Palo Alto: Save & Load Config through CLI

When working with Cisco devices anyone knows that the output of a “show running-config” on one device can be used to completely configure a new device. On a Palo Alto Networks firewall, this is not that obvious. There are several commands that must be used to achieve the same.

However, I tested this procedure a few times and it did NOT work. So, the short version is: If you want to replace a Palo Alto firewall, move your configuration files (xml) through the GUI or tftp/scp. But do not use the mere CLI.

The most common way to save a Palo Alto config is via the GUI at Device -> Setup -> Operations ->  Export xyz. And even on the CLI, the running-config can be transferred via scp or tftp, such as

scp export configuration from running-config.xml to username@host:path

scp import configuration from username@host:path

Save

However, to save the complete configuration in the “set” format, the following CLI commands must be used. The first one is used to output the configuration in single “set” lines (instead of XML blocks), and the second one switches the output to not stop after a few lines on the terminal. Then, the “configure” command enters the configuration mode, while the “show” command displays the whole running configuration.

> set cli config-output-format set
> set cli pager off
> configure
# show

And Load

To load the config into a new device, a few commands must be used before. At first, the terminal width should be adjusted to capture long lines without a “carriage return” on the terminal. Furthermore, the scripting-mode must be enabled in order to send a bulk of CLI commands without an error. The reason for that is, that several objects are referenced in the configuration before they are added to the device. E.g., the set commands for the “security rules” are before the set commands for the “application groups”. That is, an application group is used by a security rule before it is added to the config.

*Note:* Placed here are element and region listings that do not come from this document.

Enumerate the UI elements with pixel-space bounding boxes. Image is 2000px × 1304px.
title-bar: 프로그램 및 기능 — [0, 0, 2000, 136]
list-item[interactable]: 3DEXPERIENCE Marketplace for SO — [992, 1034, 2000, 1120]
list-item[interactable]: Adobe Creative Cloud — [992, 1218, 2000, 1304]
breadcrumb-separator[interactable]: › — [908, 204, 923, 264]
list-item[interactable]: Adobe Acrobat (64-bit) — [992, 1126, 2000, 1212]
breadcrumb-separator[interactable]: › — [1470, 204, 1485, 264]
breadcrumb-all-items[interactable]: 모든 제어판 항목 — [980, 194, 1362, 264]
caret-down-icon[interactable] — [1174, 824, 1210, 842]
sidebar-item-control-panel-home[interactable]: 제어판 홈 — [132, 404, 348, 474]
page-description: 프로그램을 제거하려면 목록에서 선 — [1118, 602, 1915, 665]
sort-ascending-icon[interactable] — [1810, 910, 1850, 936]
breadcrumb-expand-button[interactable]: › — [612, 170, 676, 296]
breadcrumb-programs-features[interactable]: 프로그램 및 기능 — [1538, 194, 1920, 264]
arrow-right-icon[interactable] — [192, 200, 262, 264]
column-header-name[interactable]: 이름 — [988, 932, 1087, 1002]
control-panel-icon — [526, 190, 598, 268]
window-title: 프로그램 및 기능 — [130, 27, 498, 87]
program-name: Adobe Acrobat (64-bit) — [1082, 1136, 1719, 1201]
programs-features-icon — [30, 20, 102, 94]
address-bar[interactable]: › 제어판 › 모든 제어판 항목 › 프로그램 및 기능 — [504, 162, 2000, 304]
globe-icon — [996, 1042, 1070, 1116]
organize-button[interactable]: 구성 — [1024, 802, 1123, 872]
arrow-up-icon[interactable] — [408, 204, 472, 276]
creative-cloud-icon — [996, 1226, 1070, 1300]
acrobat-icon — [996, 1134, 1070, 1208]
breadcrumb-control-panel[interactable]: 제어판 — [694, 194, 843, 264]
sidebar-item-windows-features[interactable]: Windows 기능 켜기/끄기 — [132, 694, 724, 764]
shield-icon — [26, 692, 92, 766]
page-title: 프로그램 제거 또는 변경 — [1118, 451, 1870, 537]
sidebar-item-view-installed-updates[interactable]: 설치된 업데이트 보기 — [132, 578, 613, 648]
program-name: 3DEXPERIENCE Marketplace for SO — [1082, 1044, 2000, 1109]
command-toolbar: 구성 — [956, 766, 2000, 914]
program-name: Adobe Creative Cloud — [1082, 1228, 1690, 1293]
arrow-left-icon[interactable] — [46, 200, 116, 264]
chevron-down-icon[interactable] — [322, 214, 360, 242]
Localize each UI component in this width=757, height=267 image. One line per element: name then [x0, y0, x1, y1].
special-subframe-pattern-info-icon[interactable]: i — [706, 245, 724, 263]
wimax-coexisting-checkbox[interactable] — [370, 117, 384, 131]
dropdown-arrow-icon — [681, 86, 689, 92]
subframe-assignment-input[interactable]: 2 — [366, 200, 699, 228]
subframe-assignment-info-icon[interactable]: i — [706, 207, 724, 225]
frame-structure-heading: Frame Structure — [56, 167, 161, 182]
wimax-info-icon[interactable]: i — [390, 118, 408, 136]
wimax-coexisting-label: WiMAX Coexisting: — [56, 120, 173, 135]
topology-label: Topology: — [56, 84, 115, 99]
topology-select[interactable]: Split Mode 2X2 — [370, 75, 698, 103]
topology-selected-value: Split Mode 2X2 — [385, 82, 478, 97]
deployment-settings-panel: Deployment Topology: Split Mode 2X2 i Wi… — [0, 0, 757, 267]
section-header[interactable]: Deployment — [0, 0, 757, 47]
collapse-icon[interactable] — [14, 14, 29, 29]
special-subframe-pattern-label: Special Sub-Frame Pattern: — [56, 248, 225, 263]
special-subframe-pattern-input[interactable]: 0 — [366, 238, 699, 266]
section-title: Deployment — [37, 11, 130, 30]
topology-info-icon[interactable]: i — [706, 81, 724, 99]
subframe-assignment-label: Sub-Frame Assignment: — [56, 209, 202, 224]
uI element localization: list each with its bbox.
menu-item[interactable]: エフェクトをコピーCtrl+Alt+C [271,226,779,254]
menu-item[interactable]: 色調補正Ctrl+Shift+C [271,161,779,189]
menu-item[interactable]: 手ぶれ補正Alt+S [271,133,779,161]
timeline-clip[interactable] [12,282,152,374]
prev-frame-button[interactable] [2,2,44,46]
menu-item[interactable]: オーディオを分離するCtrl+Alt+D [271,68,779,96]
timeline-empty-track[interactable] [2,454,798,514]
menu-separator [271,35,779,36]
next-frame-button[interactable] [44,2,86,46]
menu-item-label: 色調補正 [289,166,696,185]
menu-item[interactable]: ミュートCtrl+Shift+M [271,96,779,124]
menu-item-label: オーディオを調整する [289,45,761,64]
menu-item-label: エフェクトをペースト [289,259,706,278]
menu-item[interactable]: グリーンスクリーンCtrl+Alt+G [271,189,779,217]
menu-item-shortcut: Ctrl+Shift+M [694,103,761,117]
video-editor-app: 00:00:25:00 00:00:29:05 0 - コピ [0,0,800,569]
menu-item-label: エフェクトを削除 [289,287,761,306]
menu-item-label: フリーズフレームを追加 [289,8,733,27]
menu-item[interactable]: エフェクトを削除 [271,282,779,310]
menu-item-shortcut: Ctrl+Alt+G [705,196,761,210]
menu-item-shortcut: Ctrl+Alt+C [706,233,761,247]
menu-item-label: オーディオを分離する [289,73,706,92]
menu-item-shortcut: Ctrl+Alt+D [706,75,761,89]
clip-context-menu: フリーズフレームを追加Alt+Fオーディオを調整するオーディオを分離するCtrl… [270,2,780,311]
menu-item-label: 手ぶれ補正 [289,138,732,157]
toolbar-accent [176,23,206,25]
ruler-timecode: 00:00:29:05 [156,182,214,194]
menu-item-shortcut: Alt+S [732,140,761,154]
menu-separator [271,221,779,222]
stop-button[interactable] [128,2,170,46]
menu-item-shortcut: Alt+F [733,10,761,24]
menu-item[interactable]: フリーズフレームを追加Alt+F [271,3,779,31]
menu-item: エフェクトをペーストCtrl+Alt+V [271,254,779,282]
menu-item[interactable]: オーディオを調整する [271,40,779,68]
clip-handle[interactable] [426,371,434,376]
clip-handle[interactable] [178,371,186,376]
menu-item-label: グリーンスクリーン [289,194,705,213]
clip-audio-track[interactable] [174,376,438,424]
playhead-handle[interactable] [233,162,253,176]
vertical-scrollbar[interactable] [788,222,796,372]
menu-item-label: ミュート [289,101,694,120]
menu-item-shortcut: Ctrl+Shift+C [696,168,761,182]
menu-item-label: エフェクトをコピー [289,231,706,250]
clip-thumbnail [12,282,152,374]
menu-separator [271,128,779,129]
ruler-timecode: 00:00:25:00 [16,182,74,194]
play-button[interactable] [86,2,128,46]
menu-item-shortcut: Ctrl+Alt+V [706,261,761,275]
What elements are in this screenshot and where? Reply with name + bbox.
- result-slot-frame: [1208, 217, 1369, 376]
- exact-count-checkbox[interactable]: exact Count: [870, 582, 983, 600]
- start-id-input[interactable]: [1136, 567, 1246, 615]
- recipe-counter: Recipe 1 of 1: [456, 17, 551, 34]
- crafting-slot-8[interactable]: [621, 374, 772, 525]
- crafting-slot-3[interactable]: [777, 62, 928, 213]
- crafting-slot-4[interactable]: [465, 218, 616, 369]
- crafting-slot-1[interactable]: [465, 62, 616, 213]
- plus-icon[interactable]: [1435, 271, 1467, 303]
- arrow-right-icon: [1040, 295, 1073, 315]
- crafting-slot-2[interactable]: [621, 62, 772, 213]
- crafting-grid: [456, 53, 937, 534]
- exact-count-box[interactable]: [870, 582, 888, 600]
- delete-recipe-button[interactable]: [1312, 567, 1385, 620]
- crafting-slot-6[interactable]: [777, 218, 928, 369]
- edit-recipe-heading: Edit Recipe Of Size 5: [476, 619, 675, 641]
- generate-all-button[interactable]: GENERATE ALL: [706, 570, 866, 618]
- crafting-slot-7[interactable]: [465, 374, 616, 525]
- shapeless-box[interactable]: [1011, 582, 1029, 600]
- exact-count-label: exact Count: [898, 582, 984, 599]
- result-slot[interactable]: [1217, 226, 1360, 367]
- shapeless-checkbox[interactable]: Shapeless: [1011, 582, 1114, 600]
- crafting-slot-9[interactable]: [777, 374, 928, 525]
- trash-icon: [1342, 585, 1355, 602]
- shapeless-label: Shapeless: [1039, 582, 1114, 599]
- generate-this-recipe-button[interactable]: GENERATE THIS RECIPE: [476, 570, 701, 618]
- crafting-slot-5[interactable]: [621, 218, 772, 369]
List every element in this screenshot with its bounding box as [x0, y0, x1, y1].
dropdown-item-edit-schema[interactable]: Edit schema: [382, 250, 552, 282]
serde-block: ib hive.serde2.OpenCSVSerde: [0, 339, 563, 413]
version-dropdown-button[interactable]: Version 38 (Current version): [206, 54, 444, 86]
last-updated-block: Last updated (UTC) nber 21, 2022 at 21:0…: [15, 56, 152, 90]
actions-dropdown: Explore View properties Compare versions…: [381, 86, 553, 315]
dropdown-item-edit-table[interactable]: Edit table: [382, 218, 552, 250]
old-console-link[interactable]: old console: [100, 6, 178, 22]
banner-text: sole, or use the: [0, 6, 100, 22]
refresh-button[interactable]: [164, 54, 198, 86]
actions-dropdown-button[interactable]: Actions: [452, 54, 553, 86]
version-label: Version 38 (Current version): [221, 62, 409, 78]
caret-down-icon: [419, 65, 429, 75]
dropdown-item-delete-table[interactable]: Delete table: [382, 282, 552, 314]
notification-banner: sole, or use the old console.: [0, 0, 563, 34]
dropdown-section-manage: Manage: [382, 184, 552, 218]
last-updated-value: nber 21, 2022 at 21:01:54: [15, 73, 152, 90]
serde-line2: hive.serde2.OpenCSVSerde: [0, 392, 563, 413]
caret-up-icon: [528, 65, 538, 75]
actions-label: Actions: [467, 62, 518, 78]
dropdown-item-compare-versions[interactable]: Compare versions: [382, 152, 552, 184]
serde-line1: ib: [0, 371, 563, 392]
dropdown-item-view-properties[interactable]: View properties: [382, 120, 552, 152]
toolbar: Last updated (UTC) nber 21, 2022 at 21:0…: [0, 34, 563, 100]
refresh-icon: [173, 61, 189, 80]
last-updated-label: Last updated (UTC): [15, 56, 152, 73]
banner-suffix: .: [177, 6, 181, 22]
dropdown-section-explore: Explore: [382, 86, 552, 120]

Finally, the whole bunch of set commands from above can be pasted into the CLI session.

> set cli terminal width 500
> set cli scripting-mode on
> configure
# set ...

Errors, Errors, Errors

I wanted to load a complete configuration from a firewall to another. (Both firewalls were of the same type, OS version (6.0.x) and license.) I used the console port on the device. But even with the aforementioned commands that should make this procedure possible, I got only errors, such as: “Invalid syntax.” or “Unknown command: …”.

Furthermore, the terminal session looked like a complete chaos:

admin@PA-5050# 
Server error :  -> from 'trustL3' is not an allowed keyword
 -> from 'trustL3' is not a valid reference
ir-update firefox-update google-update java-upd[edit]                                                                                                                                                                           
admin@PA-5050# 
Server error :  -> to 'untrustL3' is not an allowed keyword
 -> to 'untrustL3' is not a valid reference
ate ms-update ]
set application-group test-shar[edit]                                                                                                                                                                           
admin@PA-5050# ed-appgroup [ 2ch-posting 4shared ]
set appli
[edit]

Conclusion

Only use the complete XML-based configuration files and not the set commands!